Session Chair: Moyses Szklo, JHSPH
In this half-day workshop, participants will critically review a paper as initially submitted to the American Journal of Epidemiology, but not yet published. The paper will be sent to participants in advance of the workshop for their critical review. During the workshop, a presentation will be made regarding some of the main points to be considered when preparing or reviewing a manuscript. Small-group work will follow the presentation so that participants can compare their reviews and prepare a consolidated list of critical comments on the paper. Each group will designate a leader who will present the group’s review of the paper to the whole group of participants. At the end of the workshop, students will receive copies of the manuscript’s AjE reviews, the initial editorial decision, and the final accepted version of the paper.
It is becoming increasingly clear that producing causal estimates from studies with acceptable internal validity is not sufficient to guide interventions and policy analysis for population health.

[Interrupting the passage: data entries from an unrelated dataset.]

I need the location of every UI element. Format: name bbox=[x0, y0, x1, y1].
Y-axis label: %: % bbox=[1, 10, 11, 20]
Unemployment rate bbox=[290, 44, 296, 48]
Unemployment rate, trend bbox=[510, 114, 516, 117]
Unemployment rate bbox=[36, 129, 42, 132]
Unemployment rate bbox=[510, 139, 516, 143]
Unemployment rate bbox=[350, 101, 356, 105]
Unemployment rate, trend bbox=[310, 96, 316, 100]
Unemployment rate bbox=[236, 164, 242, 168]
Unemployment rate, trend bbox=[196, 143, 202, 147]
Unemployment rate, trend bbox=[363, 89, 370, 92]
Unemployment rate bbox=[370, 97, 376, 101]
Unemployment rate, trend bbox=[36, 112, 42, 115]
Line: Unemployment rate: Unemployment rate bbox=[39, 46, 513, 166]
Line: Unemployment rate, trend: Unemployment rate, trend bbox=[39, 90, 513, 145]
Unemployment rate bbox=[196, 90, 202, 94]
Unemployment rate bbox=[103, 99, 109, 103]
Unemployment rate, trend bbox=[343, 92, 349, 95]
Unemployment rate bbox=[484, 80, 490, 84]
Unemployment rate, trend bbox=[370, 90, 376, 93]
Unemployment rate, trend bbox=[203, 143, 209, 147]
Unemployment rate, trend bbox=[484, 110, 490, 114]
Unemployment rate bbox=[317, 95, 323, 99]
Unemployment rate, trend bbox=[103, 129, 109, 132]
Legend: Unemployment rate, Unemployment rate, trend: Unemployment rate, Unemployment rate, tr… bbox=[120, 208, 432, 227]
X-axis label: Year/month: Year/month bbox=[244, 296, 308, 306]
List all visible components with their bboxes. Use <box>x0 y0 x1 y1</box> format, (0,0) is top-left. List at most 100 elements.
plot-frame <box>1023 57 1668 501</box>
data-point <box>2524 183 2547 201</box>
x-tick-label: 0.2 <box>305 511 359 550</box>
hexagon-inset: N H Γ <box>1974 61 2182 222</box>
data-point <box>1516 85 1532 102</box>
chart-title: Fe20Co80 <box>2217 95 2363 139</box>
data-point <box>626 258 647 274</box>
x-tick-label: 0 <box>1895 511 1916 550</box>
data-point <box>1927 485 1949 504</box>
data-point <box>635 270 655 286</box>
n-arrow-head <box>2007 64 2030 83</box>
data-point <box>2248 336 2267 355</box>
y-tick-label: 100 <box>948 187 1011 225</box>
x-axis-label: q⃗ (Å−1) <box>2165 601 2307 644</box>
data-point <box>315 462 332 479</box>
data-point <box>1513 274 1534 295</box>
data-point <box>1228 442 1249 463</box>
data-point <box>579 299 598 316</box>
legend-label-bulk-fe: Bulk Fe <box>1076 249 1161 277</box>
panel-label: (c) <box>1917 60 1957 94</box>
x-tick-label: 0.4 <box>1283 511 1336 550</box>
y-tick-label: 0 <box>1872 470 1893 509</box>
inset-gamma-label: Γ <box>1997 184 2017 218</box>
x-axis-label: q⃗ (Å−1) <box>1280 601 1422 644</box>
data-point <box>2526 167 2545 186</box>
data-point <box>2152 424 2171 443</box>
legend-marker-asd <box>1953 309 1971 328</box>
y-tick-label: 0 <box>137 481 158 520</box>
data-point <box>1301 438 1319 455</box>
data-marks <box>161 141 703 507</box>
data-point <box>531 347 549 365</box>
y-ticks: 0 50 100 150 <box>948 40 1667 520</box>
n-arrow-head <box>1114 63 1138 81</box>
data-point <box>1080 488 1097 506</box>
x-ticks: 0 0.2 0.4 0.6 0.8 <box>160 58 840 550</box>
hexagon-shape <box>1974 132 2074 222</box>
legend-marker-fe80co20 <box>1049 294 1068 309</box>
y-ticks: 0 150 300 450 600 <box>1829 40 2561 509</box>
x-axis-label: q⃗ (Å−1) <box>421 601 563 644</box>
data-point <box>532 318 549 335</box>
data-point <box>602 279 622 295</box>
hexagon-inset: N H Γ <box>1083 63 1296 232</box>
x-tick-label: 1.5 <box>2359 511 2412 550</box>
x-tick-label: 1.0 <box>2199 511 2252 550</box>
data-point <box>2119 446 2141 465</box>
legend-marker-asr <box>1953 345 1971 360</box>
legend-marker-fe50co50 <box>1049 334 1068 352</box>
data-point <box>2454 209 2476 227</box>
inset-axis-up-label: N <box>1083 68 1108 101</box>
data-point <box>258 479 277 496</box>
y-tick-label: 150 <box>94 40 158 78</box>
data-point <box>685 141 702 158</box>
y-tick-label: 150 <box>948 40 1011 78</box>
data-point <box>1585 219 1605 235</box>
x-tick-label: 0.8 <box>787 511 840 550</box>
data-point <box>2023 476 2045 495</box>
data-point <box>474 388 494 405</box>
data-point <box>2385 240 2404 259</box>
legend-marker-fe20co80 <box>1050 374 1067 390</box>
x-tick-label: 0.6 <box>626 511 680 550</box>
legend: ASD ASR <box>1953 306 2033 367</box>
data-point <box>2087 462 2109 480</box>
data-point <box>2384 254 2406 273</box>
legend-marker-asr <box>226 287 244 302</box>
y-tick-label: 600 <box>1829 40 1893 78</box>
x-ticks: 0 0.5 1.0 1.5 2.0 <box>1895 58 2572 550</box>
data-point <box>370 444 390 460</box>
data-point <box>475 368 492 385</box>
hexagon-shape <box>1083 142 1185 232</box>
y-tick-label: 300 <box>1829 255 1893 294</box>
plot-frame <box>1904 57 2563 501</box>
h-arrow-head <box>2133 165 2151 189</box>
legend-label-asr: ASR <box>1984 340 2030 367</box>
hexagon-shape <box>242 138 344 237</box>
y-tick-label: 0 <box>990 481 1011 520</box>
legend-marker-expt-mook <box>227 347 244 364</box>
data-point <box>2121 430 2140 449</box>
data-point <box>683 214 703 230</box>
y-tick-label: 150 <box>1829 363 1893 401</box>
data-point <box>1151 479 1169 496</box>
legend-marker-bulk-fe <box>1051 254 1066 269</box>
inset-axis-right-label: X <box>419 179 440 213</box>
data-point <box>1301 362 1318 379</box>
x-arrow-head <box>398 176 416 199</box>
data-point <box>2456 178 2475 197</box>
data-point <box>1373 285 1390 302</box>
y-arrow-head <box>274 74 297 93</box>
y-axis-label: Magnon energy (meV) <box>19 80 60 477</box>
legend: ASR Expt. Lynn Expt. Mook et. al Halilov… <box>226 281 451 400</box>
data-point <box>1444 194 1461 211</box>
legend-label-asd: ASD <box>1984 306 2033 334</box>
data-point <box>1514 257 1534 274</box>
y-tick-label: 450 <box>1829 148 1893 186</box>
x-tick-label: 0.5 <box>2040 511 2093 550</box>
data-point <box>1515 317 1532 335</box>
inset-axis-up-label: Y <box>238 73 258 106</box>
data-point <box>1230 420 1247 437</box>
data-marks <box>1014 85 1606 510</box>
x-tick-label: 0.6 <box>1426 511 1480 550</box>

External validity is critical for applying internally valid results from a study population to a target population that may or may not have given rise to the study population. Novel developments in causal inference allow us to give the sufficient and necessary conditions for generalizability and transportability. This workshop will provide accessible theoretical and practical introduction to the concepts of internal and external validity and show to generalize or transport internally valid external estimates from study populations to source or target populations. The concept of data fusion will be introduced to workshop participants for the purposes of generalizing or transporting data and effect estimates across populations and settings. The workshop will use structural and graphical language to make it accessible to epidemiologists interested in causal inference for informing interventions and policy. It will show how g-methods, particularly g-computation and inverse-probability-weighting and inverse-odds-weighting with(out) augmentation, can be used to generalize or transport effect estimates. Ample applications using empirical datasets and software codes will be provided in SAS, Stata and R.